10巻もある大長編だから、数多くのキャラクターが登場するが、凄腕の女用心棒バルサとチャグム皇子の魅力は大きい。バルサは強いだけでなく弱いものへの思いやりも深く、幼馴染のタンダにひたすら思いを寄せる姿も可愛い。そして、チャグムがひ弱な少年から自分の祖国を救うために立ちあがるたくましい青年に成長していく様子が感動的だ。その他、脇を固めるキャラクターたちも魅力的な人物が多い。作品には番号が振られてないのだが、時間を追って作品が書かれているので正しい順番で読んでいって欲しい。作品名で“守り人”とあるのはバルサがメインで、“旅人”とあるのはチャグムがメインとなっている。

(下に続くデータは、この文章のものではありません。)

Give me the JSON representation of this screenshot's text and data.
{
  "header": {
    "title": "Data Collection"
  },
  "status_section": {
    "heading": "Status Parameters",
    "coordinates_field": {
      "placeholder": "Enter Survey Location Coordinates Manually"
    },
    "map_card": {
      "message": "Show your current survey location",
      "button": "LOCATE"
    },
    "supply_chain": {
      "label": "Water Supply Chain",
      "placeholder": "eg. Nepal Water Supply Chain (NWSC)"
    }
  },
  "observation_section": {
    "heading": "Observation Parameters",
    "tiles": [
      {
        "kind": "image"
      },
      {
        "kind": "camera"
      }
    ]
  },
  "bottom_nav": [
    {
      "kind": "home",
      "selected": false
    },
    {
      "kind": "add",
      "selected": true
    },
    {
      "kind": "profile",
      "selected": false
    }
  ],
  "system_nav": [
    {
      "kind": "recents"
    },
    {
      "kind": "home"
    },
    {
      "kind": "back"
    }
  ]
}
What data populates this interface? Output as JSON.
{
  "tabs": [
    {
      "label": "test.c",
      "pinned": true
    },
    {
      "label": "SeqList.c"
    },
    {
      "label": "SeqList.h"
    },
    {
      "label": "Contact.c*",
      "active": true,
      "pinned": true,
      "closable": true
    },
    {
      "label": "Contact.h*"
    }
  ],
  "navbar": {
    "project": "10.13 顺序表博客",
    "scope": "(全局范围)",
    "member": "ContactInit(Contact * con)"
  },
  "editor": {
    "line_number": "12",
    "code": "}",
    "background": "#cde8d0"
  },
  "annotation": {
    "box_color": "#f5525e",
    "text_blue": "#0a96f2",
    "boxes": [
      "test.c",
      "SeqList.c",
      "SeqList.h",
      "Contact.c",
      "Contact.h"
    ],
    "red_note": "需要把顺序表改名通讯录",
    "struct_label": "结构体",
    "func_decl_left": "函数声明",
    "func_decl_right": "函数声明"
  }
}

どれもシリーズの内容に深くかかわっているので、1巻でも外すと流れが見えてこなくなるので注意が必要である。

順番としては、下記の通りだ。
1.『精霊の守り人』
2.『闇の守り人』
3、『夢の守り人』
4、『虚空の旅人』
5、『神の守り人 <上> 来訪編』
6.『神の守り人 <下> 帰還編』
7.『蒼路の旅人』
8.『天と地の守り人 <第1部> ロタ王国編』
9.『天と地の守り人 <第2部> カンバル王国編』
10.『天と地の守り人 <第3部> 新ヨゴ皇国編』
外伝1.『流れ行く者 守り人短篇集』
外伝2.『炎路を行く者 -守り人作品集-』

嬉しい事に、最近こんなニュースもあった。

NHKで、『放送90年 大河ファンタジー 「精霊の守り人」』と銘打って、2016年春から3か年に渡って全22回で放送されることが決まったそうだ。全22話からなる3部作で、シーズン1(全4話)を2016年3月から、シーズン2(全9話)を2017年1月から、シーズン3(全9話)を2018年1月から放送し、映像は4Kで撮影される。キャストは、以下の通り。〈 〉内はドラマ設定年齢。
バルサ〈30〉 - 綾瀬はるか(少女期:清原果耶)
チャグム〈11〉 - 小林颯
タンダ - 東出昌大
二ノ妃 - 木村文乃
シュガ - 林遣都
ガカイ - 吹越満
モン - 神尾佑
ジン - 松田悟志
ジグロ - 吉川晃司
トロガイ - 高島礼子
聖導師 - 平幹二朗
帝 - 藤原竜也

バルサの綾瀬はるかは、いい人選だと思う。万能鑑定士Qの役はどうかと思ったが、バルサにはうってつけだ。チャグム役の小林颯は良く分からないが、成長したチャグムは別の役者に代わるのだろう。タンダの東出昌大や二ノ妃の木村文乃も悪くない。老婆となるトロガイの高島礼子や帝の藤原竜也はかなりの演技力が必要となりそうだが、彼らなら間違いないだろう。ちょうどいいタイミングで「守り人シリーズ」を読み終えて良かった。今まで図書館の予約は0ですぐに読むことが出来たのだが、今後予約が殺到するかもしれない。